Bu huzursuzluk ve kaygının yaratılmasına fırsat verenlere elbette sıcacık bir merhabam olamaz.
Merhaba cumhuriyetçiler! Merhaba Kuvayı Milliyeciler! Merhaba Samsun'a yeniden çıkmaya hazırlanan Mustafa Kemaller! Merhaba aydınlık yüzlü Ekmekçi! (Yüzünün rengini bilmiyor değilim.) Sevgilerimle.
Lüleburgaz’dan B.T. de şunları yazmış:
Sayın Ekmekçi,
Adamın lakabı 'Eşek Ahmet'miş. Eşi, eşine yakıştırılan bu lakaptan utanır, rahatsız olurmuş. Bunu fark eden Ahmet. arkadaşlarına, 'Torun tosun sahibi oldum. Eşim ve çocuklarım bu lakabımdan rahatsızlar. Lütfen bu lakabımı kullanmayın' demiş. Bunun üzerine arkadaşları:
Bize mükellef bir sofra hazırlat, sonra lakabını değiştiririz! demişler.
Ahmet, konuyu eşine aktarmış, eşi gerçekten güzel bir sofra hazırlamış, Ahmet'in arkadaşlarına sunulmuş. Yenilip içildikten sonra, Ahmet sormuş:
Lakabımı değiştirdiniz mi, ne oldu? diye.
Tabii, demişler, yeni takma adının 'Sıpa Ahmet!' olduğunu söylemişler. Hemen koşup, mutfaktaki eşine müjdeyi vermiş. Eşi:
Ulan herif, gözün kör olsun! Büyüye büyüye yine eşek olacaksın! demiş.

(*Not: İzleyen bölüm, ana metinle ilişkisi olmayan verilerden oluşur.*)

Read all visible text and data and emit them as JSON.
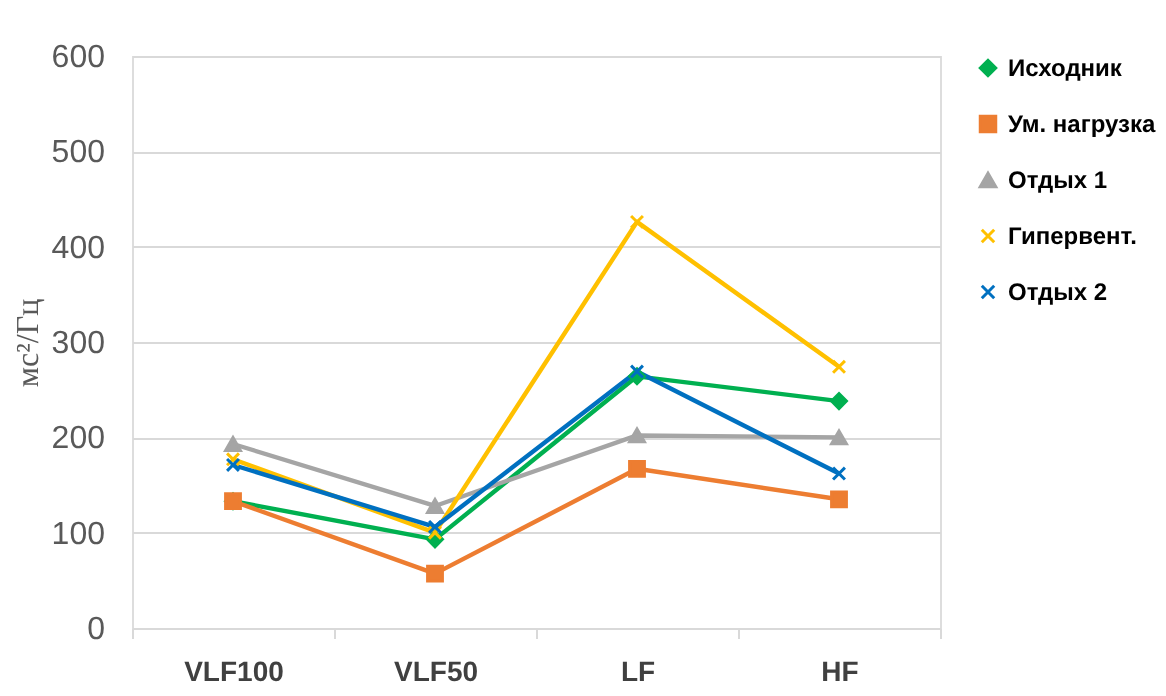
{
  "chart_data": {
    "type": "line",
    "ylabel": "мс²/Гц",
    "categories": [
      "VLF100",
      "VLF50",
      "LF",
      "HF"
    ],
    "ylim": [
      0,
      600
    ],
    "yticks": [
      0,
      100,
      200,
      300,
      400,
      500,
      600
    ],
    "grid": "y",
    "legend": "right",
    "series": [
      {
        "name": "Исходник",
        "color": "#00b050",
        "marker": "diamond",
        "values": [
          133,
          93,
          264,
          238
        ]
      },
      {
        "name": "Ум. нагрузка",
        "color": "#ed7d31",
        "marker": "square",
        "values": [
          133,
          57,
          167,
          135
        ]
      },
      {
        "name": "Отдых 1",
        "color": "#a5a5a5",
        "marker": "triangle",
        "values": [
          193,
          128,
          202,
          200
        ]
      },
      {
        "name": "Гипервент.",
        "color": "#ffc000",
        "marker": "cross",
        "values": [
          177,
          100,
          426,
          274
        ]
      },
      {
        "name": "Отдых 2",
        "color": "#0070c0",
        "marker": "cross",
        "values": [
          171,
          106,
          269,
          162
        ]
      }
    ]
  }
}
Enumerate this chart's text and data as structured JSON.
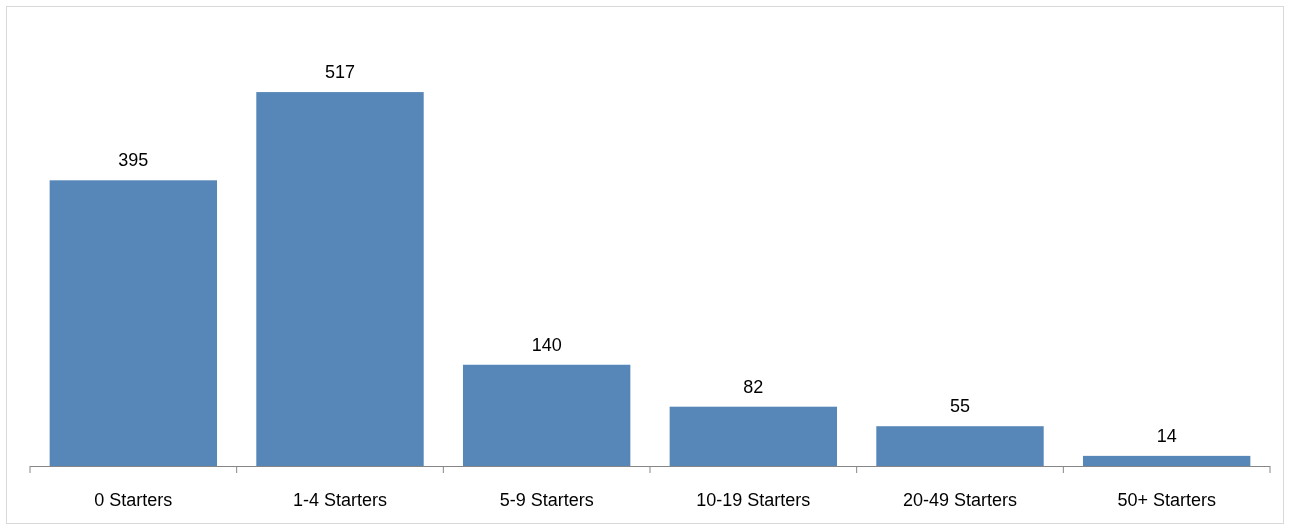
{
  "chart_data": {
    "type": "bar",
    "categories": [
      "0 Starters",
      "1-4 Starters",
      "5-9 Starters",
      "10-19 Starters",
      "20-49 Starters",
      "50+ Starters"
    ],
    "values": [
      395,
      517,
      140,
      82,
      55,
      14
    ],
    "color": "#5787b8",
    "data_labels": true
  }
}
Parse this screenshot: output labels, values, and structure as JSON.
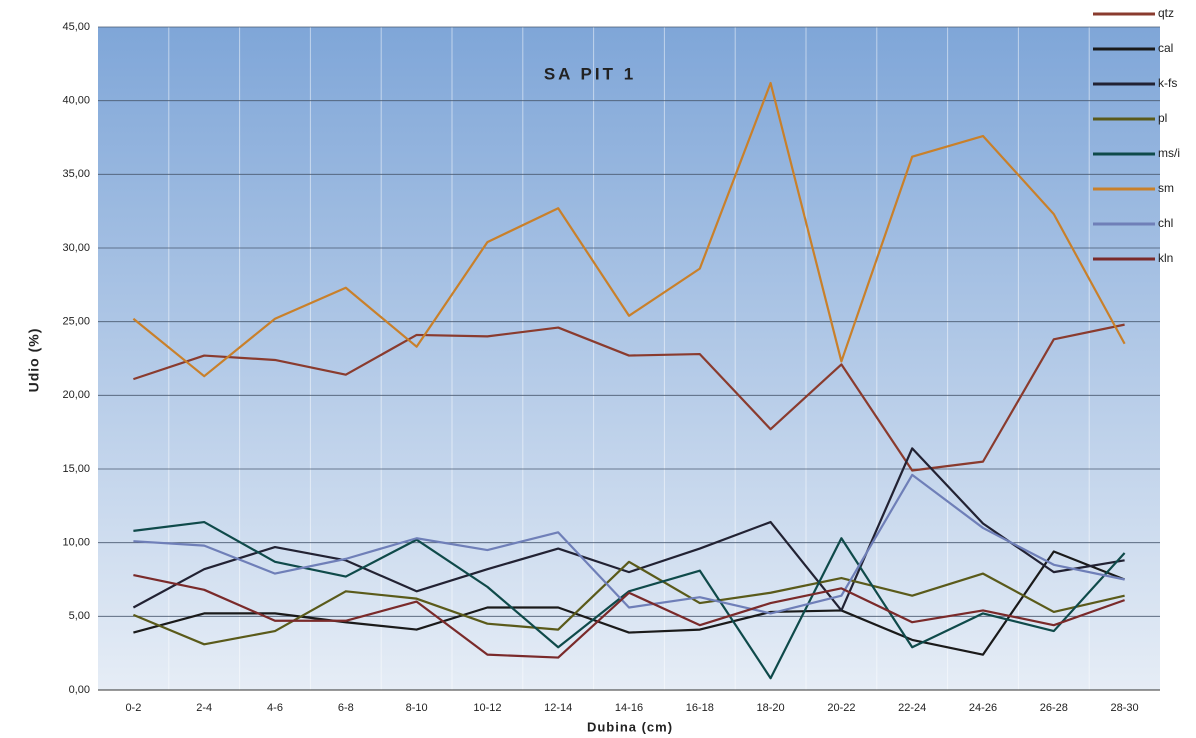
{
  "chart_data": {
    "type": "line",
    "title": "SA PIT 1",
    "x_label": "Dubina (cm)",
    "y_label": "Udio (%)",
    "categories": [
      "0-2",
      "2-4",
      "4-6",
      "6-8",
      "8-10",
      "10-12",
      "12-14",
      "14-16",
      "16-18",
      "18-20",
      "20-22",
      "22-24",
      "24-26",
      "26-28",
      "28-30"
    ],
    "series": [
      {
        "name": "qtz",
        "color": "#8a3b2e",
        "values": [
          21.1,
          22.7,
          22.4,
          21.4,
          24.1,
          24.0,
          24.6,
          22.7,
          22.8,
          17.7,
          22.1,
          14.9,
          15.5,
          23.8,
          24.8
        ]
      },
      {
        "name": "cal",
        "color": "#1a1a1a",
        "values": [
          3.9,
          5.2,
          5.2,
          4.6,
          4.1,
          5.6,
          5.6,
          3.9,
          4.1,
          5.3,
          5.4,
          3.4,
          2.4,
          9.4,
          7.5
        ]
      },
      {
        "name": "k-fs",
        "color": "#222233",
        "values": [
          5.6,
          8.2,
          9.7,
          8.8,
          6.7,
          8.2,
          9.6,
          8.0,
          9.6,
          11.4,
          5.4,
          16.4,
          11.3,
          8.0,
          8.8
        ]
      },
      {
        "name": "pl",
        "color": "#5a5a1a",
        "values": [
          5.1,
          3.1,
          4.0,
          6.7,
          6.2,
          4.5,
          4.1,
          8.7,
          5.9,
          6.6,
          7.6,
          6.4,
          7.9,
          5.3,
          6.4
        ]
      },
      {
        "name": "ms/i",
        "color": "#0f4a4a",
        "values": [
          10.8,
          11.4,
          8.7,
          7.7,
          10.2,
          7.0,
          2.9,
          6.7,
          8.1,
          0.8,
          10.3,
          2.9,
          5.2,
          4.0,
          9.3
        ]
      },
      {
        "name": "sm",
        "color": "#c9802a",
        "values": [
          25.2,
          21.3,
          25.2,
          27.3,
          23.3,
          30.4,
          32.7,
          25.4,
          28.6,
          41.2,
          22.3,
          36.2,
          37.6,
          32.3,
          23.5
        ]
      },
      {
        "name": "chl",
        "color": "#6f7fb8",
        "values": [
          10.1,
          9.8,
          7.9,
          8.9,
          10.3,
          9.5,
          10.7,
          5.6,
          6.3,
          5.2,
          6.4,
          14.6,
          11.0,
          8.5,
          7.5
        ]
      },
      {
        "name": "kln",
        "color": "#7a2a2a",
        "values": [
          7.8,
          6.8,
          4.7,
          4.7,
          6.0,
          2.4,
          2.2,
          6.6,
          4.4,
          5.9,
          6.9,
          4.6,
          5.4,
          4.4,
          6.1
        ]
      }
    ],
    "ylim": [
      0,
      45
    ],
    "yticks": [
      {
        "value": 0,
        "label": "0,00"
      },
      {
        "value": 5,
        "label": "5,00"
      },
      {
        "value": 10,
        "label": "10,00"
      },
      {
        "value": 15,
        "label": "15,00"
      },
      {
        "value": 20,
        "label": "20,00"
      },
      {
        "value": 25,
        "label": "25,00"
      },
      {
        "value": 30,
        "label": "30,00"
      },
      {
        "value": 35,
        "label": "35,00"
      },
      {
        "value": 40,
        "label": "40,00"
      },
      {
        "value": 45,
        "label": "45,00"
      }
    ],
    "grid": true,
    "legend": "upper right"
  }
}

Her seçim öncesi büyük umutlar yaşarız, (özellikle, 12 Eylül döneminden sonra) ve seçim sonrası boyumuzun ölçüsünü alırız. Şimdi sol partiler, parti meclislerini toplayacaklar, laf ebeliği yapacaklar. Sonunda değişen bir şey olmayacak. Ben aslen Kayseriliyim, yirmi yıldır Trakya 'dayım. Burada kullanılan güzel bir söz var:
-Düğün bitti, gelin sevildi! diye. Artık lütfen soyut sözlerden uzaklaşsınlar, somut çözüm getirsinler. Olmuyor.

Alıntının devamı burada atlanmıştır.